Another use of our proposed approach is to understand the nonlinear relationship between a continous feature and the output. In Fig. 1, it can be seen that, as it was expected [31], the risk of HF increases as the age increases. Each point denotes the difference between the logit of risk of HF for \(patient i\) with that of \(patient j\), who has the same comorbidities but is 40 years old. The LOWESS (locally weighted scatterplot smoothing) technique was used to show the trend between the age and risk of HF on the population level. The figure suggests the relationship between the age and the risk of HF is linear. The diversion of observations at the same age indicates that there is a correlation between the age and different comorbid conditions.

Fig. 1
figure 1

Visualization of relationship between age and heart failure

Summary and conclusion

Enhancing interpretation of machine learning models can contribute to a better understanding of clinical events.
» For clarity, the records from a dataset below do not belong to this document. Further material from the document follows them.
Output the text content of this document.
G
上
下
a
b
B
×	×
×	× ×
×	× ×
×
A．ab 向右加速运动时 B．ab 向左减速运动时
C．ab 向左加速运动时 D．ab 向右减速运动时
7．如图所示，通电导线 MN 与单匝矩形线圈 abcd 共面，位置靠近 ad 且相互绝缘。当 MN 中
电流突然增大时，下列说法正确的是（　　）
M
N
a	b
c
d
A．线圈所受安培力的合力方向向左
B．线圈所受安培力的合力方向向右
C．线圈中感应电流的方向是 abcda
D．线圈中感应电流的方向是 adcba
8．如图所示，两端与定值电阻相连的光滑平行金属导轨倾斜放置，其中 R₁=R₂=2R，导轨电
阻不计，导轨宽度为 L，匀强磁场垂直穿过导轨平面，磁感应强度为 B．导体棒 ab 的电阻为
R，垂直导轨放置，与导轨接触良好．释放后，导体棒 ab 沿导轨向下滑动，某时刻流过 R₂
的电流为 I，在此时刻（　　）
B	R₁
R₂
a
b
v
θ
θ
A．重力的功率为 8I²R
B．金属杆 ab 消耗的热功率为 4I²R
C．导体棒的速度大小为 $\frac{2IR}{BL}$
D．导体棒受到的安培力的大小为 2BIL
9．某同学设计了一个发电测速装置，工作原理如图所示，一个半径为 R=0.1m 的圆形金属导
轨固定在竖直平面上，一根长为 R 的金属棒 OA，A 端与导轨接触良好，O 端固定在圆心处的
In this paper, we propose a model-agnostic approach to explore how a complex machine learning model can be used to investigate risk factors associated with developing HF among patients with type 2 diabetes. Our approach enables a researcher to interpret the global effect of each individual feature on the outcome; compare the significance of different individual categorical variables; appreciate a nonlinear nonmonotonic relationship between a continuous feature and outcome; visualize the effect of each individual observation on the outcome; and fit a trendline through locally weighted scatterplot smoothing to understand the global effect of that feature.

Limitations

  • • In future work, the proposed algorithm should be implemented using a higher quality EHR database with larger patient samples.

  • • This algorithm should not be used to compare the effect of a continuous variable on the outcome with that of a categorical variable.

  • • When the number of levels of two categorical variables are far different, the results from this algorithm may be biased.